Indirect beneficiaries include researchers in other crops, as this approach may serve as an exemplar. Also genebanks for other species could benefit from the adoption of the query tools and visualisations which we will develop.

In the long term, cassava-growing regions will benefit as they face fewer losses associated with pests/disease, in particular in Latin America and South East Asia (e.g. Colombia, Brazil, Vietnam, Cambodia and Lao People's Democratic Republic). Increased yield of cassava will improve food security and public health in the face of climate change. Reduced dependency on pesticides will also provide environmental benefits.

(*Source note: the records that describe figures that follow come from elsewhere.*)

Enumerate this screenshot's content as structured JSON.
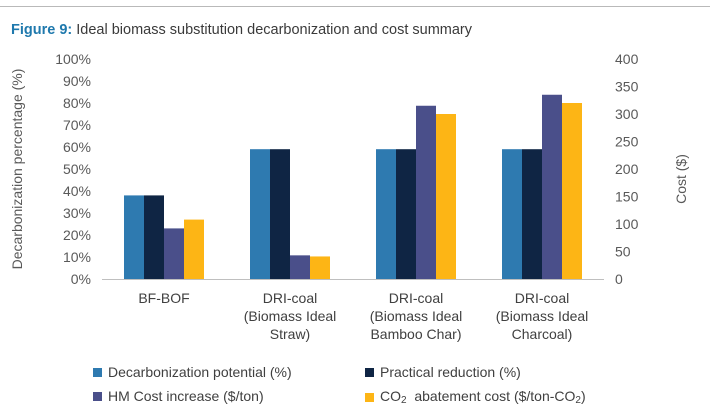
{
  "figure": {
    "label": "Figure 9:",
    "title": "Ideal biomass substitution decarbonization and cost summary"
  },
  "colors": {
    "decarb": "#2e7ab0",
    "practical": "#0f2544",
    "hm_cost": "#4a4f8a",
    "co2_cost": "#fdb515",
    "title_accent": "#1f79ad"
  },
  "chart_data": {
    "type": "bar",
    "categories": [
      [
        "BF-BOF"
      ],
      [
        "DRI-coal",
        "(Biomass Ideal",
        "Straw)"
      ],
      [
        "DRI-coal",
        "(Biomass Ideal",
        "Bamboo Char)"
      ],
      [
        "DRI-coal",
        "(Biomass Ideal",
        "Charcoal)"
      ]
    ],
    "series": [
      {
        "name": "Decarbonization potential (%)",
        "axis": "left",
        "values": [
          38,
          59,
          59,
          59
        ]
      },
      {
        "name": "Practical reduction (%)",
        "axis": "left",
        "values": [
          38,
          59,
          59,
          59
        ]
      },
      {
        "name": "HM Cost increase ($/ton)",
        "axis": "right",
        "values": [
          92,
          43,
          315,
          335
        ]
      },
      {
        "name": "CO2 abatement cost ($/ton-CO2)",
        "axis": "right",
        "values": [
          108,
          41,
          300,
          320
        ]
      }
    ],
    "ylabel_left": "Decarbonization percentage (%)",
    "ylabel_right": "Cost ($)",
    "ylim_left": [
      0,
      100
    ],
    "ylim_right": [
      0,
      400
    ],
    "yticks_left": [
      "0%",
      "10%",
      "20%",
      "30%",
      "40%",
      "50%",
      "60%",
      "70%",
      "80%",
      "90%",
      "100%"
    ],
    "yticks_right": [
      "0",
      "50",
      "100",
      "150",
      "200",
      "250",
      "300",
      "350",
      "400"
    ],
    "legend_position": "bottom",
    "grid": false
  },
  "legend": {
    "decarb": "Decarbonization potential (%)",
    "practical": "Practical reduction (%)",
    "hm_cost": "HM Cost increase ($/ton)",
    "co2_pre": "CO",
    "co2_sub": "2",
    "co2_mid": "  abatement cost ($/ton-CO",
    "co2_sub2": "2",
    "co2_post": ")"
  }
}
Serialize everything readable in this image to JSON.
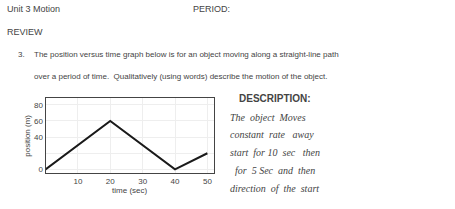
{
  "chart_data": {
    "type": "line",
    "title": "Unit 3 Motion",
    "subtitle": "REVIEW",
    "annotations": [
      "PERIOD:",
      "3.",
      "The position versus time graph below is for an object moving along a straight-line path",
      "over a period of time.  Qualitatively (using words) describe the motion of the object.",
      "DESCRIPTION:",
      "The  object  Moves",
      "constant  rate   away",
      "start  for 10  sec   then",
      "  for  5 Sec  and  then",
      "direction  of  the  start"
    ],
    "x_label": "time (sec)",
    "y_label": "position (m)",
    "x": [
      0,
      20,
      40,
      50
    ],
    "values": [
      0,
      60,
      0,
      20
    ],
    "color": "#1a1a1a",
    "xlim": [
      0,
      52
    ],
    "ylim": [
      -5,
      88
    ],
    "xticks": [
      10,
      20,
      30,
      40,
      50
    ],
    "yticks": [
      0,
      {
        "value": 20,
        "label": ""
      },
      40,
      60,
      80
    ],
    "grid": true
  }
}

This programme will generate new opportunities for collaborative work between NIAB and CIAT. The proposed work will directly impact the local UK community with the generation of new jobs in the field of computational biology. This collaboration will contribute to reinforce the UK's leadership in bioinformatics and genomics, translating this expertise into the breeding of a tropical crop and having a positive impact on the global economy.